Грусть прозвучала как откровение. Катя вроде бы поделилась со мной чем-то, доверила мне затаенное, личное, и я проникся вдруг благодарностью к ней за эту доверчивость. Мне стало почему-то больно за Катю, жаль ее и захотелось избавить чужую душу от тяжести. Все это, конечно, мимолетное, короткое, как ее взгляд, но не бесследное. Будто ранила меня легко Катя. И я стал думать о ней, попытался разгадать причину грусти.
Маленькое, случайное и, возможно, ошибочное впечатление развлекло меня. Предстоящая тяжелая работа, а слежка — это тяжелая работа, уже не казалась мне такой неприятной и унизительной, как прежде, я попросту забыл о ней. Мне было предоставлено право отключиться на два часа (с шести тридцати до восьми тридцати, как сказал Янагита), не думать ни о чем, и прежде всего о пассажире с грузового катера. Я решил поговорить с Катей.
Ждать пришлось долго. Или так показалось. Изучая маршруты казачки, я мысленно все сворачивал ее к себе, и безуспешно. Катя, будто нарочно, обходила меня. Должно быть, считала, что я на работе и просто расходую время — чем дольше просижу в ресторане, тем больше выиграю. Она была, увы, опытным агентом и все понимала и все учитывала.
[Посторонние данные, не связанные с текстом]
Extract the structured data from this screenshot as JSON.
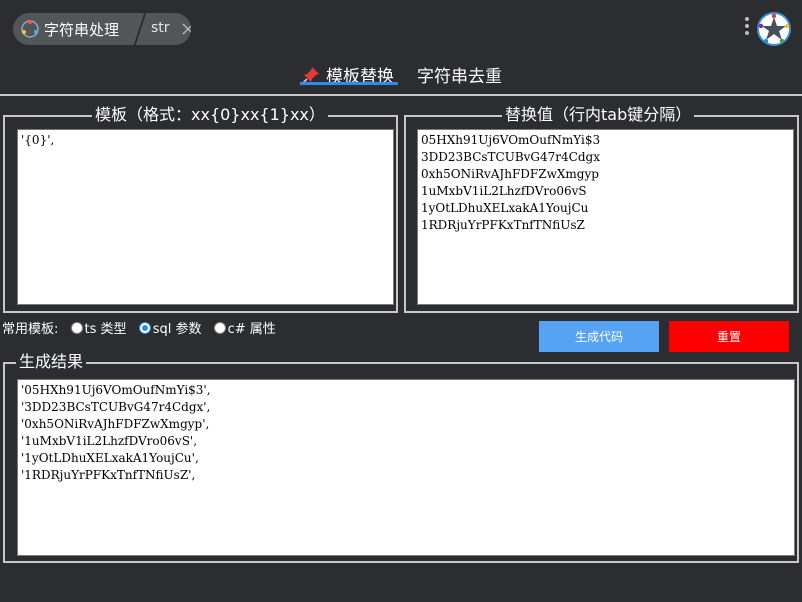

Я действительно отбывал повинность — два часа надо было на что-то убить. Ей и в голову не приходило, что работник разведки способен интересоваться официанткой и тем более ее настроением.
Катя все-таки подошла. И теперь улыбнулась. Привычно, как улыбаются посетителю, намеревающемуся поужинать. Я тронул ее руку и шепнул:
— Что случилось?
Она изобразила удивление, подняв высоко свои тонкие брови и пожав плечами:
— Ничего.
Попытка перешагнуть через загородку, которую Катя давно соорудила вокруг себя, не удалась. Она была высока и крепка. И чтобы напомнить об этом, Катя добавила смешливо:
— Разве со мной что-нибудь случается?…
Загородка не пускала меня, но я все же попытался одолеть ее.
— Значит, я напрасно забеспокоился?
— Напрасно.
Тут она посмотрела на меня почему-то серьезно и с недоверием и задержала взгляд на какие-то секунды. Они показались мне долгими и трудными. Человеку, которого изучают, всегда трудно, как на экзамене.
— А я подумал…
— Вы ошиблись, — прервала меня Катя. — Что бы вы хотели заказать, господин капитан?
Никаких иллюзий и сомнений! Она хорошо знала меня и дала понять, что играть в обычного посетителя ресторана не нужно.
— Принеси что-нибудь трудоемкое, часа на два.
Она снова посмотрела на меня, теперь — вопросительно. Сразу я не понял, что именно ее интересует: точность заказа или точность времени? Глаза спрашивали с какой-то тревогой, и я догадался: время! Ассортимент блюд не заботил Катю.